I couldn't get out of bed, I couldn't write, (well I could but it was all bollocks) I couldn't concentrate enough to read or even watch the youtubes.  I was frightened of everything especially sudden noise or flashing lights and angry for feck all reason. 
Then the OCD kicked in, in a really awful, check the door is locked 1000 times and have spiralling thoughts about death and global destruction kinda way.  Also I started forgetting stuff, you know, beyond the "you're over 50 now so get over it" forgetting.  I mean the full on ADHD forgetting. 
I flooded the kitchen three times and left elements on with pots on them and over watered the peace lilies almost to death. Which is not fun, no matter what those edgy new sitcoms say.
 So with the the OCD and the ADHD I was a dribbly horrific mess.  Now 80% of my time was spent standing in the middle of rooms staring into space trying to figure out why I was there and I kept having towering fits of fury at my nearest and dearest.  Who,(Tama and Scott) bless their holy un-darned socks, didn't really give a fuck about as they luff me lots, but others were like wtf is wrong wid her.

So months ago, 6 actually,  I went to the doctor and because of the "losing time" incidents, she referred me to a Neurologist as they thought I may have epilepsy. (Yes it took 6 months of postponed appointments to actually get to see the Neurologist who is harder to pin down than a Unicorn.  In fact lets just call him a Unicorn)
Well a Scan and thorough examination later, by the Unicorn, it is discovered that there is nothing wrong with my brain.  All bits are working well.  In fact I'm a fecking genius :)  Yes, I have a certificate and Mensa has swung open its doors :)
BUT
He diagnosed that I am clinically depressed.  (Which weirdly made me feel instantly better).  I tell yaz, knowing what is was as opposed to thinking you could spaz out or drop dead...at any minute... is way much betterer. (Writing skills haven't improved any.) 
He prescribed counselling and antidepressants which he would discuss thing with my doctor.
My Doctor, who has known me for twenty years, and also diagnosed me as clinically depressed (way before I had to visit the Unicorn), instead, prescribed sunshine, gardening, exercise and quiet calm for now, and that I could call her at any time and we will review in a few weeks or if I preferred I could choose to have counselling and antidepressants. 

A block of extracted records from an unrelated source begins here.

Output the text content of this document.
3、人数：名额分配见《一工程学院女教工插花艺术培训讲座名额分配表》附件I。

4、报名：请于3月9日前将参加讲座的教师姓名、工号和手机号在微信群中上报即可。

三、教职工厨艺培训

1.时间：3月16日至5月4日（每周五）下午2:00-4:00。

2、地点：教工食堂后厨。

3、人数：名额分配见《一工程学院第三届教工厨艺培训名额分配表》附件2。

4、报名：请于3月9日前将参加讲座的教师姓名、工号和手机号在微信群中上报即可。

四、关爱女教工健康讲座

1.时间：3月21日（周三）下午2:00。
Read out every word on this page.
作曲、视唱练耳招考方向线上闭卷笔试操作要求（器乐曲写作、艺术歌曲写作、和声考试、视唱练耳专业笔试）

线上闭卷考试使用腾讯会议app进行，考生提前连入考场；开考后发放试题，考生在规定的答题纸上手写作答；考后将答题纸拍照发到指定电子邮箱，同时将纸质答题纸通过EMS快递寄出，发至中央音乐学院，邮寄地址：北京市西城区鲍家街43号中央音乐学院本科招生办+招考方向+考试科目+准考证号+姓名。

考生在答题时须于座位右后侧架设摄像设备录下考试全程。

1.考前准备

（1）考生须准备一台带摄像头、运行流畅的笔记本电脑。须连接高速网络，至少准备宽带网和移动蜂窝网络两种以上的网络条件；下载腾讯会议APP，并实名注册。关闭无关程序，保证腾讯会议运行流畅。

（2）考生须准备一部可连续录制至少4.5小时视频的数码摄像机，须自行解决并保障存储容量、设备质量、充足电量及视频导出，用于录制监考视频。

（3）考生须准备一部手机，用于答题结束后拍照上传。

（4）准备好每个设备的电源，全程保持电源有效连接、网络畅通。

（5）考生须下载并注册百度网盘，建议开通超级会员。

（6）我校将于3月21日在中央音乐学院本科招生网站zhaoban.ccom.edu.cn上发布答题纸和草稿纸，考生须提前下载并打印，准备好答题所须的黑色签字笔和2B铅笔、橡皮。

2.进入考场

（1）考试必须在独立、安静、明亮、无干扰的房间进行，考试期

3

I doubt if will be a shock to anyone that I chose sunshine, gardening, exercise and quiet calm, but I am lucky because I am being watched by my son and husband and I can also call my Doc anytime if things get worse (I really wanted to write worserer-love that word, what is the word for worser then worse - oh God piss off ADHD)
DISCOVERY
I discovered that being a Manic Depressive Bi-polary person doesn't actually give you a sudden insight into what things are even when they are staring you in the face and wobbling their boobies about.  I honestly had no feck'n idea I was depressed even though all the classic symptoms were obviously there and a few more new ones, just to really slather it all on.
DISCLAIMER!
I'm not tell anyone not to take drugs or have counselling, hells no, but I have already done that, for years and I am saying a more holistic approaches to mental illness is better for ME personally and individually because I have amazing support.  But Christ Almighty, if you aren't feeling the best (prepare yourself I am about to shout at you) 
GO TO THE BLOODY DOCTOR!!!!!  
Even if it takes you six months to see a Unicorn.  At least if you know what it is you can deal with it.


I am lucky enough to have this cutie always watching my back.

So as soon as I finish the cup of tea Scotty made me (That I wake up to every single morning, yeah I know I'm spoiled) I am off outside to pull couch grass and contemplate the meaning of the universe and other Genius shit like dat...because I'm a genius, have I mentioned that.

Love Axxx

P.S.  Yay Jacinda you go girl...JUST DO IT!!!!!